The Key to a Healthy Relationship

Self-awareness starts with a simple but powerful shift in questioning.

Most of us are familiar with the now famous commercial: Jake, from State Farm. Jake (actor, Kevin Miles) is helping a married man (actor, Justin Campbell) get affordable insurance through State Farm in the middle of the night. His bathrobe-clad wife, (actress, Melanie Deanne Moore), grabs the phone from her husband’s shocked hand and with air quotes asks:

“What are you wearing, ‘Jake from State Farm?’”

The dumbfounded Jake answers honestly, “Uh, khakis.”

What is it about this commercial that we find funny? A wife’s assumption that her husband is getting stimulated by some form of infidelity when the audience knows he IS getting excited, but by State Farm’s insurance policy.

Off screen and unscripted, we make assumptions in our relationships. Those assumptions are based on our inner dialogue, our inner stories. The key to rewarding relationships, whether intimate or work-related, is self-awareness. 

But what does that mean? What does it mean to be self-aware of our inner dialogue and inner triggers? 

According to psychologist and author (INSIGHT), Tasha Eurich the key to self-awareness is a shift in questioning: Ask WHAT, not WHY.

So, if we were to take the wife who happens upon her husband at 3am talking in hushed tones to Jake from State Farm, her current inner dialogue seems to be assuming the worst. We can see this when she yanks the phone from her husband; we can hear it in her clipped, accusatory tone and her anger disguised as sarcasm. Her inner dialogue goes something like this:

“Why isn’t my husband in bed with me? Why doesn’t he love me?”

Instead, this fictional wife can ask empowering “what” questions such as:

“What is making my husband speak to someone in a hushed tone in the middle of the night? What can I learn from his body language? What can I learn from this moment? What can I learn about myself from my reaction?

The shift from “why” to “what” paves the way from victimhood to insight, from a sense of failure to a sense of purpose.

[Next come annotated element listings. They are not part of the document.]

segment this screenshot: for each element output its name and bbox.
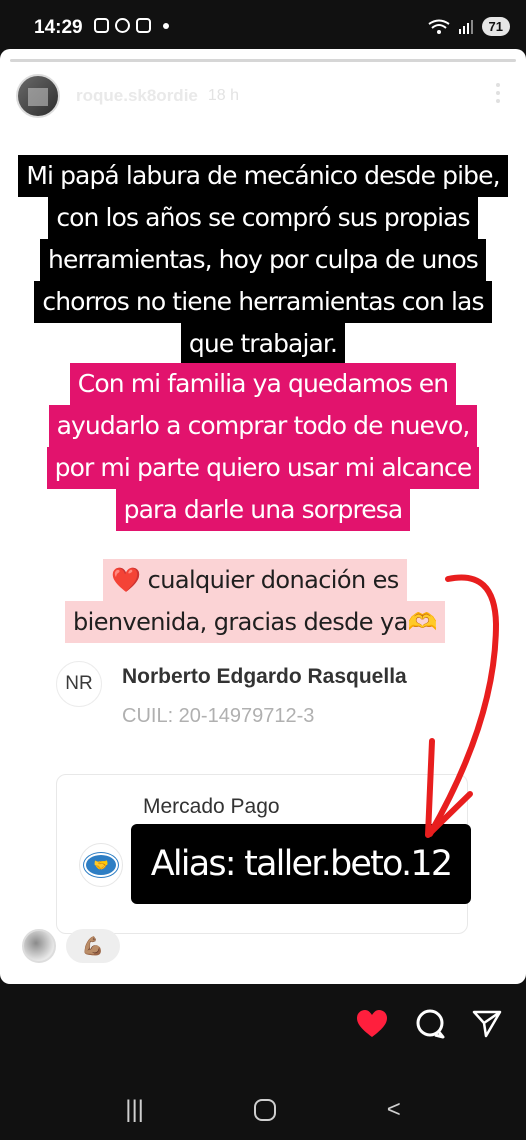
pink-text-block: Con mi familia ya quedamos en ayudarlo a… xyxy=(0,363,526,531)
text-line: chorros no tiene herramientas con las xyxy=(34,281,492,323)
status-time: 14:29 xyxy=(34,17,83,38)
back-button[interactable]: < xyxy=(387,1096,401,1124)
recipient-initials: NR xyxy=(56,661,102,707)
username[interactable]: roque.sk8ordie xyxy=(76,86,198,106)
text-line: que trabajar. xyxy=(180,323,346,365)
battery-indicator: 71 xyxy=(481,17,510,36)
text-line: ayudarlo a comprar todo de nuevo, xyxy=(48,405,478,447)
story-header: roque.sk8ordie 18 h xyxy=(16,73,239,119)
notification-icons xyxy=(94,18,169,33)
home-button[interactable] xyxy=(254,1099,277,1121)
wifi-icon xyxy=(427,19,450,34)
payment-provider: Mercado Pago xyxy=(143,795,280,818)
heart-icon[interactable] xyxy=(356,1009,388,1039)
reaction-bubble[interactable]: 💪🏽 xyxy=(66,929,120,963)
black-text-block: Mi papá labura de mecánico desde pibe, c… xyxy=(0,155,526,365)
menu-dots-icon[interactable] xyxy=(496,83,500,103)
signal-icon xyxy=(458,19,473,34)
text-line: Con mi familia ya quedamos en xyxy=(69,363,457,405)
share-icon[interactable] xyxy=(472,1009,502,1039)
story-actions xyxy=(356,1008,502,1040)
screenshot-icon xyxy=(94,18,109,33)
text-line: herramientas, hoy por culpa de unos xyxy=(40,239,486,281)
recent-apps-button[interactable]: ||| xyxy=(125,1096,144,1124)
replier-avatar[interactable] xyxy=(22,929,56,963)
red-arrow-drawing xyxy=(425,574,500,838)
story-card[interactable]: roque.sk8ordie 18 h Mi papá labura de me… xyxy=(0,49,526,984)
status-bar: 14:29 71 xyxy=(0,0,526,50)
text-line: bienvenida, gracias desde ya🫶 xyxy=(65,601,445,643)
avatar[interactable] xyxy=(16,74,60,118)
whatsapp-icon xyxy=(115,18,130,33)
recipient-name: Norberto Edgardo Rasquella xyxy=(122,665,407,688)
text-line: por mi parte quiero usar mi alcance xyxy=(46,447,480,489)
recipient-cuil: CUIL: 20-14979712-3 xyxy=(122,705,315,727)
reply-row: 💪🏽 xyxy=(22,926,120,966)
comment-icon[interactable] xyxy=(414,1008,446,1040)
text-line: Mi papá labura de mecánico desde pibe, xyxy=(18,155,508,197)
story-progress-bar xyxy=(10,59,516,62)
screen: 14:29 71 roque.sk8ordie 18 h Mi papá lab… xyxy=(0,0,526,1140)
text-line: para darle una sorpresa xyxy=(115,489,411,531)
instagram-icon xyxy=(136,18,151,33)
post-time: 18 h xyxy=(207,87,240,104)
text-line: ❤️ cualquier donación es xyxy=(103,559,407,601)
mercado-pago-logo-icon: 🤝 xyxy=(79,843,123,887)
system-status: 71 xyxy=(427,17,510,36)
system-nav-bar: ||| < xyxy=(0,1080,526,1140)
text-line: con los años se compró sus propias xyxy=(48,197,478,239)
more-notifications-icon xyxy=(163,22,169,29)
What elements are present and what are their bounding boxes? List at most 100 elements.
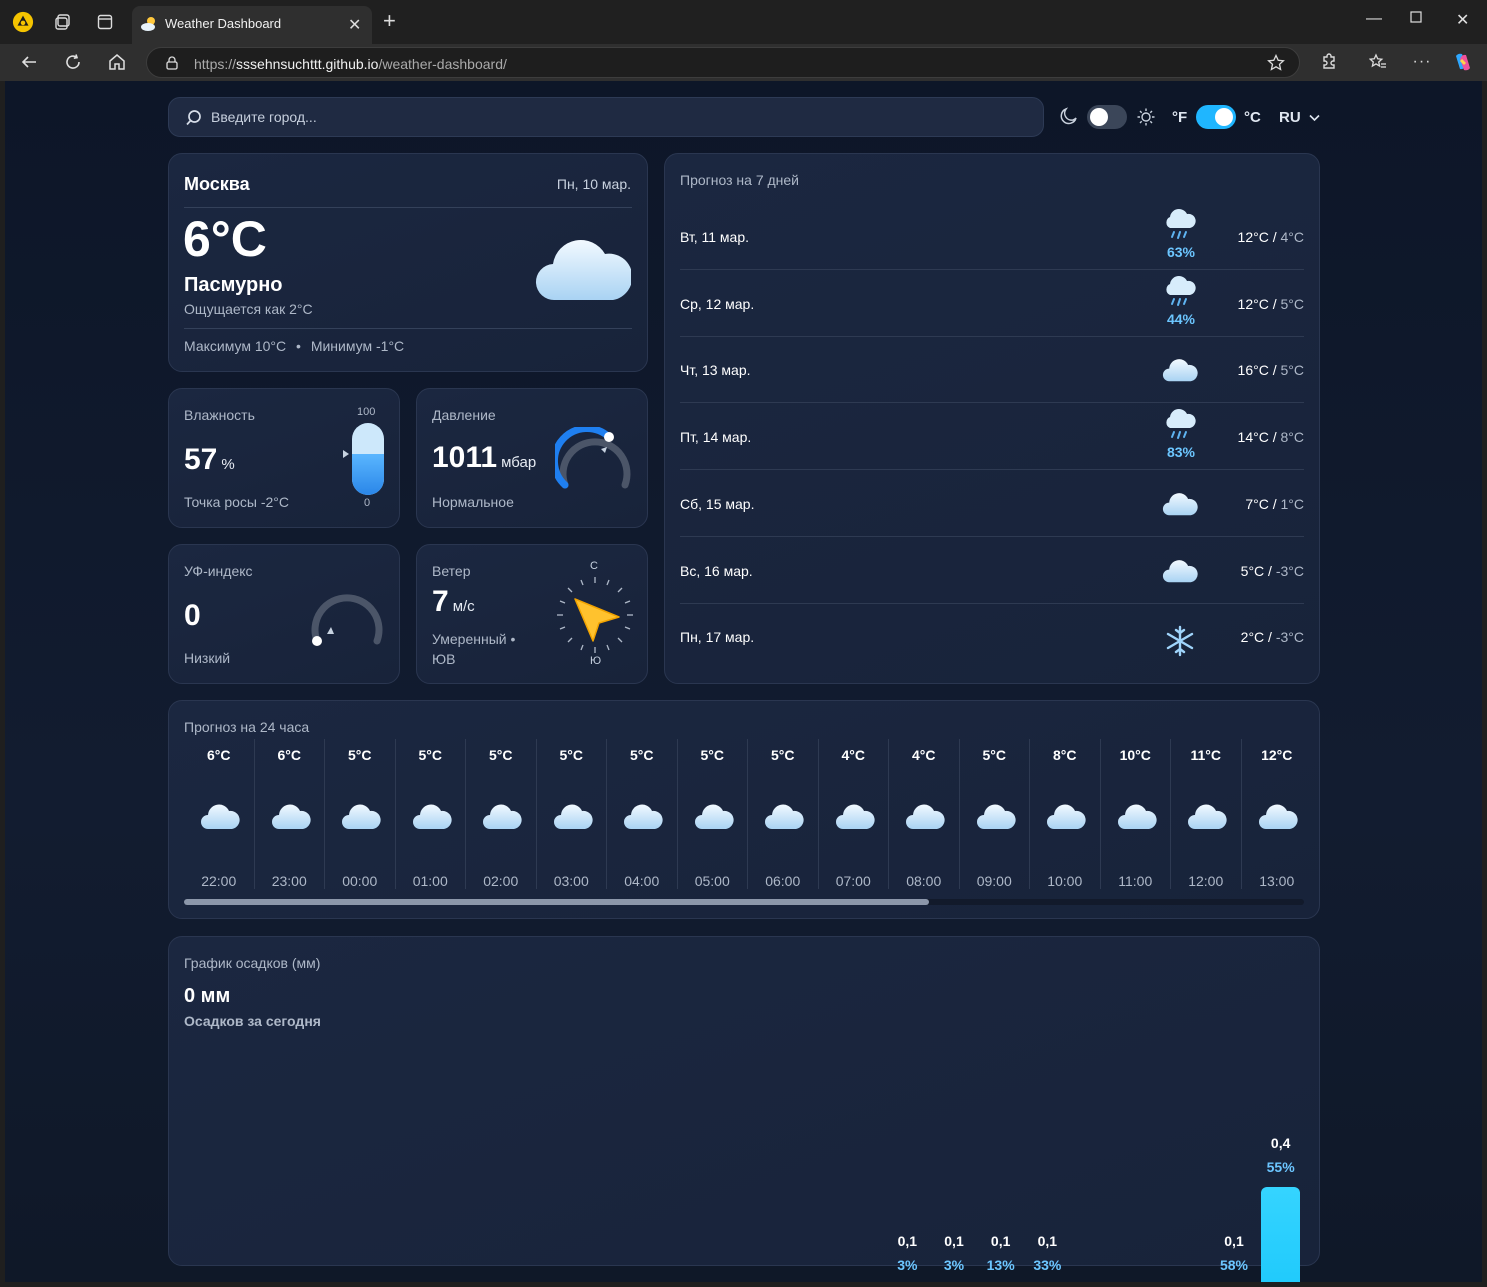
forecast-7day-title: Прогноз на 7 дней bbox=[680, 172, 799, 188]
cloud-icon bbox=[1162, 490, 1198, 526]
hourly-temp: 5°C bbox=[700, 747, 725, 763]
cloud-icon bbox=[341, 801, 381, 833]
celsius-label[interactable]: °C bbox=[1244, 109, 1261, 126]
home-icon[interactable] bbox=[106, 51, 128, 73]
hourly-time: 22:00 bbox=[201, 873, 237, 889]
hourly-scroll-thumb[interactable] bbox=[184, 899, 929, 905]
forecast-temp-range: 14°C / 8°C bbox=[1237, 429, 1304, 446]
hourly-time: 23:00 bbox=[271, 873, 307, 889]
minimize-icon[interactable]: — bbox=[1366, 10, 1382, 28]
hourly-time: 11:00 bbox=[1118, 873, 1153, 889]
hourly-temp: 5°C bbox=[489, 747, 513, 763]
uv-title: УФ-индекс bbox=[184, 563, 253, 579]
refresh-icon[interactable] bbox=[62, 51, 84, 73]
pressure-status: Нормальное bbox=[432, 494, 514, 510]
forecast-day-label: Ср, 12 мар. bbox=[680, 295, 755, 312]
humidity-card: Влажность 57% Точка росы -2°C 100 0 bbox=[168, 388, 400, 528]
forecast-precip-probability: 83% bbox=[1166, 444, 1196, 461]
hourly-temp: 11°C bbox=[1190, 747, 1221, 763]
pressure-gauge bbox=[555, 427, 631, 489]
url-field[interactable]: https://sssehnsuchttt.github.io/weather-… bbox=[146, 47, 1300, 78]
city-search-input[interactable] bbox=[211, 98, 1011, 136]
hourly-item: 5°C 06:00 bbox=[748, 739, 819, 889]
rain-cloud-icon bbox=[1162, 275, 1198, 311]
humidity-gauge-fill bbox=[352, 454, 384, 495]
hourly-forecast-card: Прогноз на 24 часа 6°C 22:00 6°C 23:00 5°C 00… bbox=[168, 700, 1320, 919]
precipitation-subtitle: Осадков за сегодня bbox=[184, 1013, 321, 1029]
hourly-temp: 8°C bbox=[1053, 747, 1077, 763]
cloud-icon bbox=[1117, 801, 1157, 833]
current-weather-card: Москва Пн, 10 мар. 6°C Пасмурно Ощущаетс… bbox=[168, 153, 648, 372]
hourly-item: 5°C 03:00 bbox=[537, 739, 607, 889]
close-window-icon[interactable]: ✕ bbox=[1456, 10, 1469, 30]
current-temperature: 6°C bbox=[183, 211, 267, 267]
forecast-temp-range: 5°C / -3°C bbox=[1240, 562, 1304, 579]
theme-toggle[interactable] bbox=[1087, 105, 1127, 129]
wind-card: Ветер 7 м/с Умеренный • ЮВ С Ю bbox=[416, 544, 648, 684]
browser-tab-active[interactable]: Weather Dashboard ✕ bbox=[132, 6, 372, 44]
forecast-day-label: Пн, 17 мар. bbox=[680, 629, 755, 646]
hourly-item: 5°C 02:00 bbox=[466, 739, 537, 889]
new-tab-icon[interactable]: + bbox=[383, 10, 396, 32]
weather-favicon-icon bbox=[141, 17, 155, 31]
hourly-temp: 5°C bbox=[348, 747, 372, 763]
cloud-icon bbox=[200, 801, 240, 833]
max-temp: Максимум 10°C bbox=[184, 338, 287, 354]
cloud-icon bbox=[482, 801, 522, 833]
copilot-icon[interactable] bbox=[1452, 51, 1474, 73]
cloud-icon bbox=[835, 801, 875, 833]
current-date: Пн, 10 мар. bbox=[556, 176, 631, 192]
cloud-icon bbox=[976, 801, 1016, 833]
forecast-temp-range: 2°C / -3°C bbox=[1240, 629, 1304, 646]
forecast-temp-range: 7°C / 1°C bbox=[1245, 495, 1304, 512]
forecast-day-label: Чт, 13 мар. bbox=[680, 362, 751, 379]
language-select[interactable]: RU bbox=[1279, 109, 1320, 126]
forecast-day-row: Чт, 13 мар. 16°C / 5°C bbox=[680, 337, 1304, 404]
sun-icon bbox=[1137, 108, 1155, 126]
hourly-item: 5°C 01:00 bbox=[396, 739, 466, 889]
humidity-title: Влажность bbox=[184, 407, 255, 423]
favorites-icon[interactable] bbox=[1367, 51, 1389, 73]
hourly-item: 5°C 04:00 bbox=[607, 739, 678, 889]
cloud-icon bbox=[905, 801, 945, 833]
hourly-list[interactable]: 6°C 22:00 6°C 23:00 5°C 00:00 5°C 01:00 5°C 02:00… bbox=[184, 739, 1304, 899]
hourly-temp: 5°C bbox=[559, 747, 584, 763]
more-menu-icon[interactable]: ··· bbox=[1411, 51, 1433, 73]
current-condition: Пасмурно bbox=[184, 274, 283, 296]
unit-toggle[interactable] bbox=[1196, 105, 1236, 129]
maximize-icon[interactable] bbox=[1410, 10, 1422, 28]
favorite-star-icon[interactable] bbox=[1267, 54, 1285, 72]
unit-toggle-knob bbox=[1215, 108, 1233, 126]
forecast-day-row: Сб, 15 мар. 7°C / 1°C bbox=[680, 471, 1304, 537]
cloud-icon bbox=[535, 239, 631, 301]
tab-close-icon[interactable]: ✕ bbox=[348, 15, 361, 35]
precipitation-bar bbox=[1261, 1187, 1301, 1282]
hourly-time: 03:00 bbox=[553, 873, 589, 889]
separator-dot: • bbox=[296, 338, 301, 354]
hourly-time: 02:00 bbox=[483, 873, 519, 889]
hourly-title: Прогноз на 24 часа bbox=[184, 719, 310, 735]
feels-like: Ощущается как 2°C bbox=[184, 301, 313, 317]
back-icon[interactable] bbox=[18, 51, 40, 73]
forecast-temp-range: 12°C / 4°C bbox=[1237, 229, 1304, 245]
precipitation-value-label: 0,1 bbox=[897, 1232, 918, 1249]
forecast-precip-probability: 63% bbox=[1166, 244, 1196, 260]
precipitation-total: 0 мм bbox=[184, 985, 231, 1007]
workspaces-icon[interactable] bbox=[52, 11, 74, 33]
precipitation-chart: 22:0023:0000:0001:0002:0003:0004:0005:00… bbox=[184, 1033, 1304, 1282]
hourly-time: 12:00 bbox=[1188, 873, 1224, 889]
min-max: Максимум 10°C • Минимум -1°C bbox=[184, 338, 404, 354]
extensions-icon[interactable] bbox=[1318, 51, 1340, 73]
browser-profile-icon[interactable] bbox=[12, 11, 34, 33]
vertical-tabs-icon[interactable] bbox=[94, 11, 116, 33]
hourly-scrollbar[interactable] bbox=[184, 899, 1304, 905]
lock-icon[interactable] bbox=[165, 56, 179, 70]
precipitation-probability-label: 55% bbox=[1266, 1159, 1295, 1175]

The most important relationship is the one we have with ourselves. So, it behooves us to understand ourselves and our reaction to others. Relationships offer a spiritual mirror to who we are. When we get into an argument with a loved one or a colleague, we are given the opportunity to learn who we are. When someone “rubs us the wrong way” or makes us feel uncomfortable, we need to ask, “What is this feeling trying to teach me?”

Asking WHAT instead of WHY fuels our growth, dispelling anxiety and depression while strengthening our inner compass. We can’t change others, but we can work on ourselves. And when we are in a place of greater self-awareness, our relationships become healthier.